I am self-learning Real Analysis from the text, Understanding Analysis by Stephen Abbott. I want to verify the claim: $h(x)=x \sin (1/x)$ is uniformly continuous on $(0,1)$. I'd like some hint (but not the complete proof/solution), on how to progress with this problem.
Intuitively, from the plot of $x \sin (1/x)$. If I fix an $\epsilon > 0$, and pick two points that are no more than a distance $\delta$ apart, we can always find points to their left, which require a smaller $\delta$-response. (Although, this could be wrong.)

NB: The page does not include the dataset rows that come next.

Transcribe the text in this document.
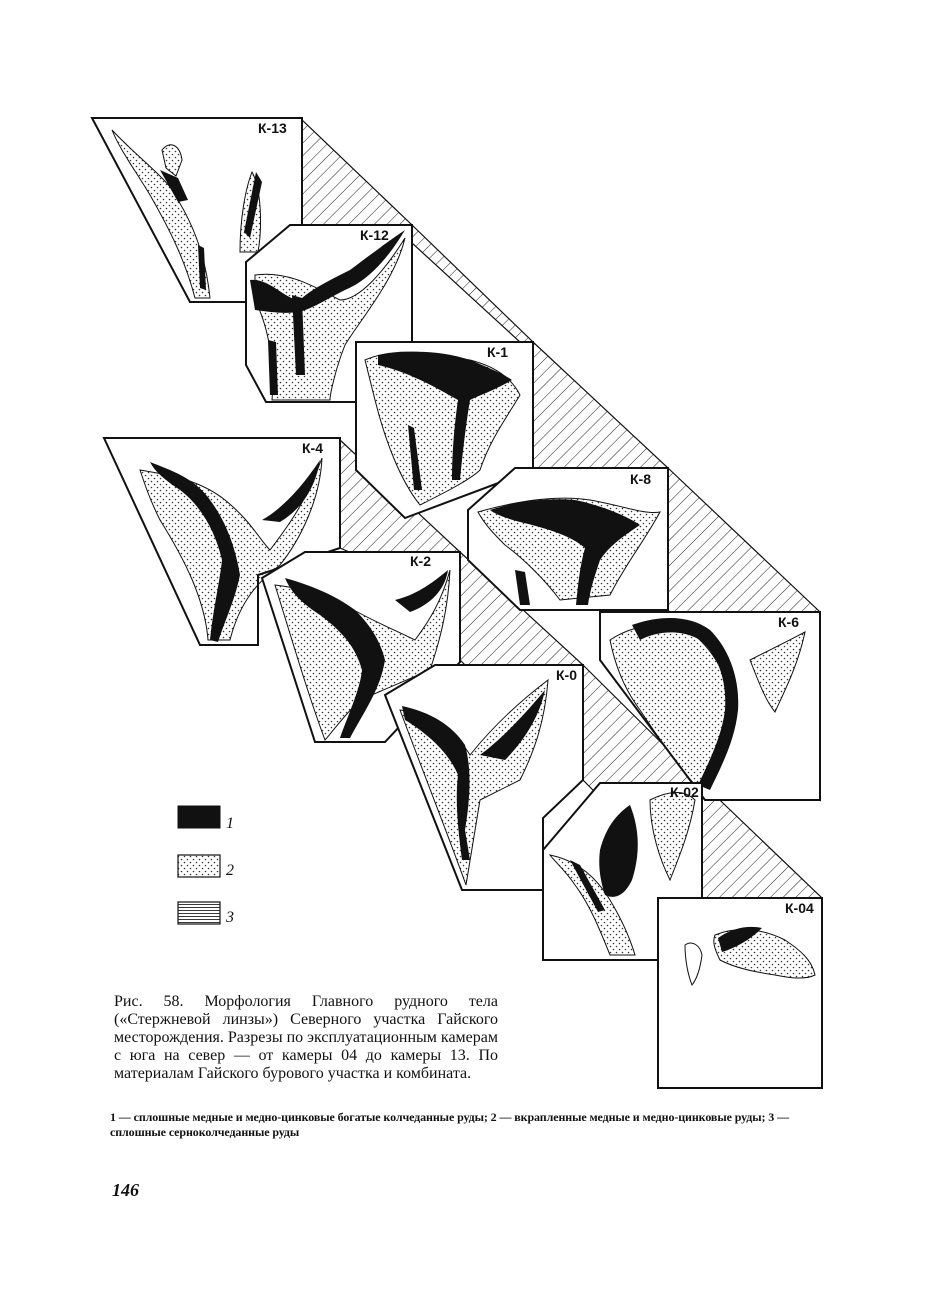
К-13
К-12
К-1
К-4
К-8
К-2
К-6
К-0
К-02
К-04
1
2
3
Рис. 58. Морфология Главного рудного тела («Стержневой линзы») Северного участка Гайского месторождения. Разрезы по эксплуатационным камерам с юга на север — от камеры 04 до камеры 13. По материалам Гайского бурового участка и комбината.
1 — сплошные медные и медно-цинковые богатые колчеданные руды; 2 — вкрапленные медные и медно-цинковые руды; 3 — сплошные серноколчеданные руды
146
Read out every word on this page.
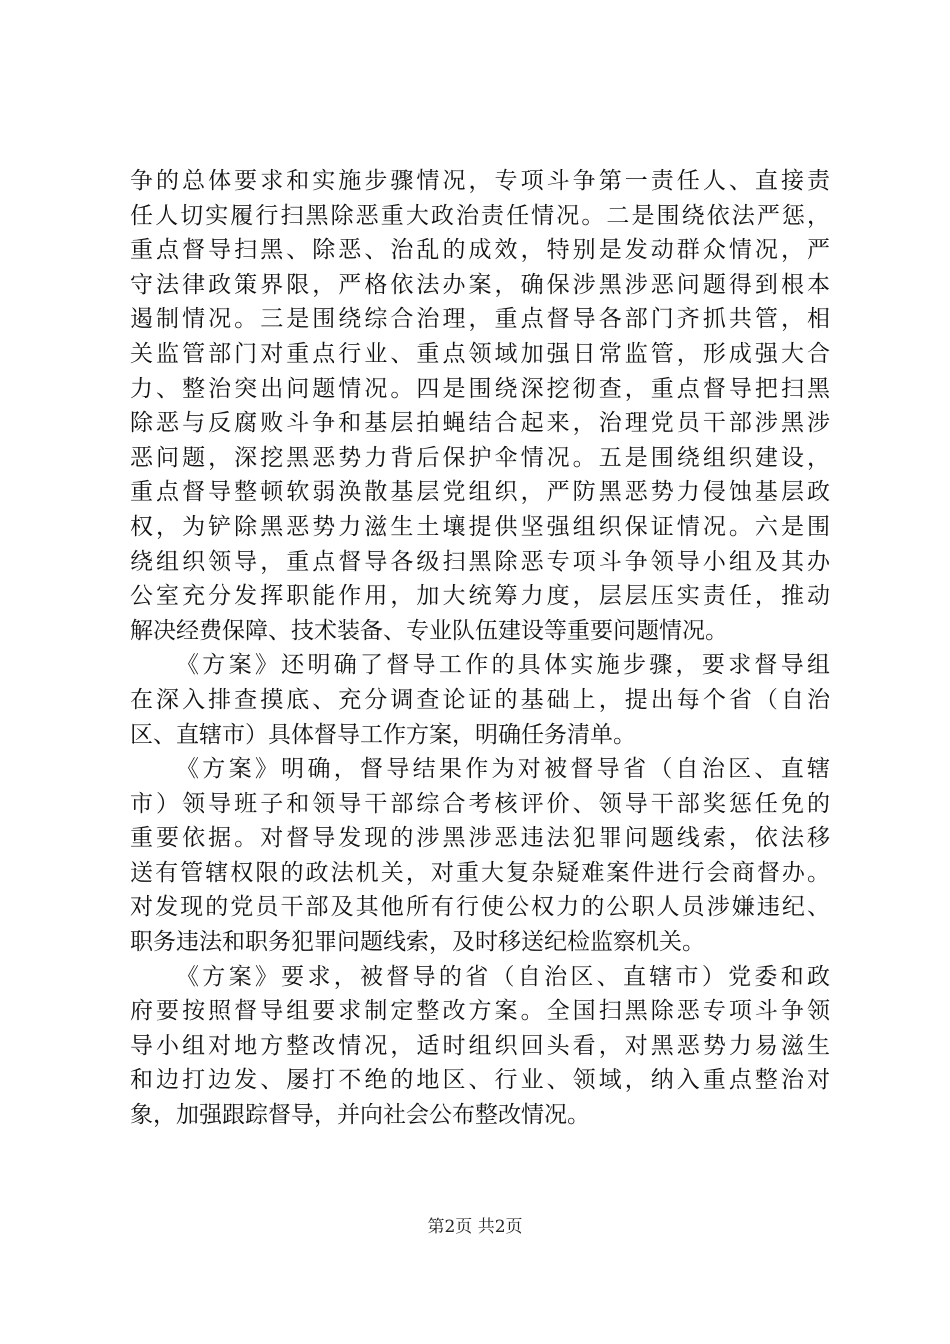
争的总体要求和实施步骤情况，专项斗争第一责任人、直接责
任人切实履行扫黑除恶重大政治责任情况。二是围绕依法严惩，
重点督导扫黑、除恶、治乱的成效，特别是发动群众情况，严
守法律政策界限，严格依法办案，确保涉黑涉恶问题得到根本
遏制情况。三是围绕综合治理，重点督导各部门齐抓共管，相
关监管部门对重点行业、重点领域加强日常监管，形成强大合
力、整治突出问题情况。四是围绕深挖彻查，重点督导把扫黑
除恶与反腐败斗争和基层拍蝇结合起来，治理党员干部涉黑涉
恶问题，深挖黑恶势力背后保护伞情况。五是围绕组织建设，
重点督导整顿软弱涣散基层党组织，严防黑恶势力侵蚀基层政
权，为铲除黑恶势力滋生土壤提供坚强组织保证情况。六是围
绕组织领导，重点督导各级扫黑除恶专项斗争领导小组及其办
公室充分发挥职能作用，加大统筹力度，层层压实责任，推动
解决经费保障、技术装备、专业队伍建设等重要问题情况。
《方案》还明确了督导工作的具体实施步骤，要求督导组
在深入排查摸底、充分调查论证的基础上，提出每个省（自治
区、直辖市）具体督导工作方案，明确任务清单。
《方案》明确，督导结果作为对被督导省（自治区、直辖
市）领导班子和领导干部综合考核评价、领导干部奖惩任免的
重要依据。对督导发现的涉黑涉恶违法犯罪问题线索，依法移
送有管辖权限的政法机关，对重大复杂疑难案件进行会商督办。
对发现的党员干部及其他所有行使公权力的公职人员涉嫌违纪、
职务违法和职务犯罪问题线索，及时移送纪检监察机关。
《方案》要求，被督导的省（自治区、直辖市）党委和政
府要按照督导组要求制定整改方案。全国扫黑除恶专项斗争领
导小组对地方整改情况，适时组织回头看，对黑恶势力易滋生
和边打边发、屡打不绝的地区、行业、领域，纳入重点整治对
象，加强跟踪督导，并向社会公布整改情况。
第2页 共2页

I tried a couple of things. Let $\epsilon_0 > 0$. Let $(x_n)$ be the sequence defined as $x_n=\frac{1}{\pi/2+2n\pi}$ and $(y_n)$ be the sequence defined as $y_n = \frac{1}{3\pi/2+2n\pi}$. Now, $\lim |x_n - y_n|=0$. But, $|f(x_n)-f(y_n)|=\frac{4}{\pi}\left(\frac{4n+2}{(4n+1)(4n+3)}\right)$. But, this quantity can be made as small as we please.
So, I wonder, if I can prove that $x \sin (1/x)$ is perhaps, uniformly continuous. How do I simplify or prove the inequality $|x \sin (1/x) - y \sin (1/y)|<\epsilon$?